One official seems to drag a screaming girl by her hair along the ground, while a policeman hits her with a belt.
Other girls are shown being chased and beaten with wooden sticks.
The circumstances and the timing of the incident were not clear, but a Twitter user who claimed she edited the videos wrote that the girls had been staging a "strike against corruption and injustice" after they "demanded their rights from the orphanage and were rejected".
She later posted photographs showing what she said were bruises some of the girls had sustained in the raid and alleged that a senior official had threatened them if the videos were not taken down from social media.
Human rights activists and dissidents expressed outrage at the footage after it emerged on Tuesday night, while the hashtag "Khamis_Mushait_Orphans" began trending on Twitter in Saudi Arabia.
The UK-based rights group ALQST said the footage was "disturbing" and that Saudi authorities "must hold the perpetrators accountable".
The opposition National Assembly Party, which is composed of exiled dissidents, condemned the "vicious attacks" and demanded "the protection of girls in shelters and orphanages in order to let them exercise their basic rights".
The governor of the south-western Asir region said in a statement on Wednesday that he had formed a committee to investigate the footage and that its findings would be referred to the competent authorities.
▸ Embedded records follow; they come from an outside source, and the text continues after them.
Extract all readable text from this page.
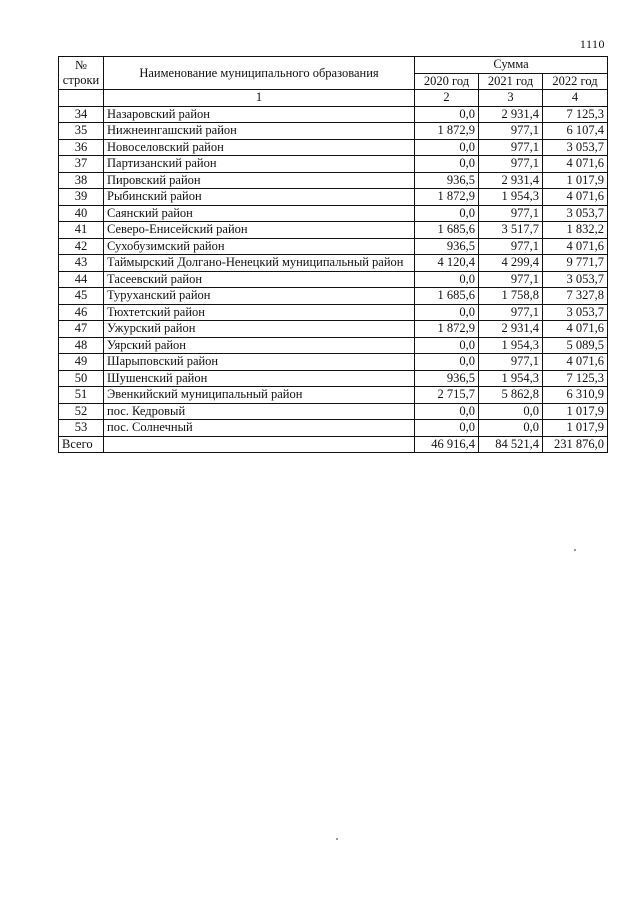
1110
№
строки	Наименование муниципального образования	Сумма		
		2020 год	2021 год	2022 год
	1	2	3	4
34	Назаровский район	0,0	2 931,4	7 125,3
35	Нижнеингашский район	1 872,9	977,1	6 107,4
36	Новоселовский район	0,0	977,1	3 053,7
37	Партизанский район	0,0	977,1	4 071,6
38	Пировский район	936,5	2 931,4	1 017,9
39	Рыбинский район	1 872,9	1 954,3	4 071,6
40	Саянский район	0,0	977,1	3 053,7
41	Северо-Енисейский район	1 685,6	3 517,7	1 832,2
42	Сухобузимский район	936,5	977,1	4 071,6
43	Таймырский Долгано-Ненецкий муниципальный район	4 120,4	4 299,4	9 771,7
44	Тасеевский район	0,0	977,1	3 053,7
45	Туруханский район	1 685,6	1 758,8	7 327,8
46	Тюхтетский район	0,0	977,1	3 053,7
47	Ужурский район	1 872,9	2 931,4	4 071,6
48	Уярский район	0,0	1 954,3	5 089,5
49	Шарыповский район	0,0	977,1	4 071,6
50	Шушенский район	936,5	1 954,3	7 125,3
51	Эвенкийский муниципальный район	2 715,7	5 862,8	6 310,9
52	пос. Кедровый	0,0	0,0	1 017,9
53	пос. Солнечный	0,0	0,0	1 017,9
Всего		46 916,4	84 521,4	231 876,0
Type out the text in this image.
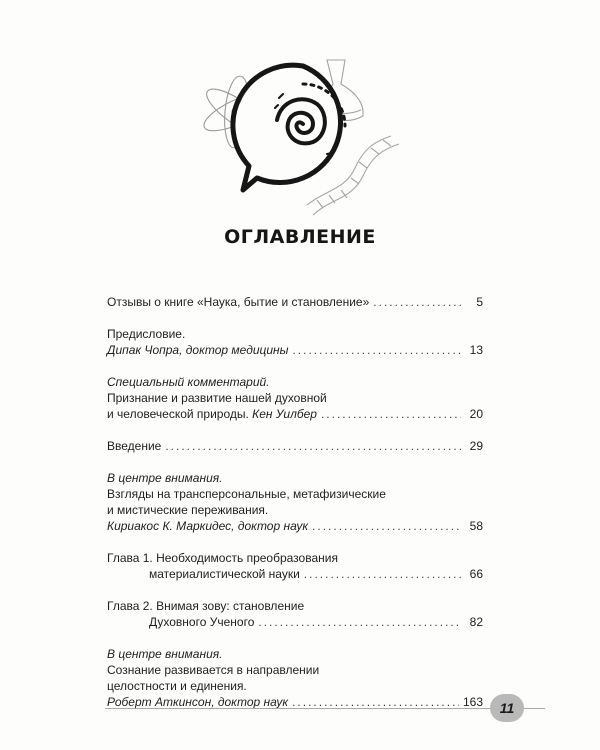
ОГЛАВЛЕНИЕ
Отзывы о книге «Наука, бытие и становление» .....	5
Предисловие.
Дипак Чопра, доктор медицины .....	13
Специальный комментарий.
Признание и развитие нашей духовной
и человеческой природы. Кен Уилбер .....	20
Введение .....	29
В центре внимания.
Взгляды на трансперсональные, метафизические
и мистические переживания.
Кириакос К. Маркидес, доктор наук .....	58
Глава 1. Необходимость преобразования
материалистической науки .....	66
Глава 2. Внимая зову: становление
Духовного Ученого .....	82
В центре внимания.
Сознание развивается в направлении
целостности и единения.
Роберт Аткинсон, доктор наук .....	163	11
The incident comes at a time of increasing international concern about women's rights in Saudi Arabia, where in recent years the government has lifted a ban on women driving and relaxed male guardianship rules while also imprisoning prominent female activists as part of a crackdown on dissent.
US-based human rights group Dawn reported this week that a Saudi woman had been sentenced to 45 years in prison over social media posts criticising the kingdom's leaders.
Court documents showed that Nourah bint Saeed al-Qahtani was convicted of "using the internet to tear the social fabric" and "violating public order by using social media", it said.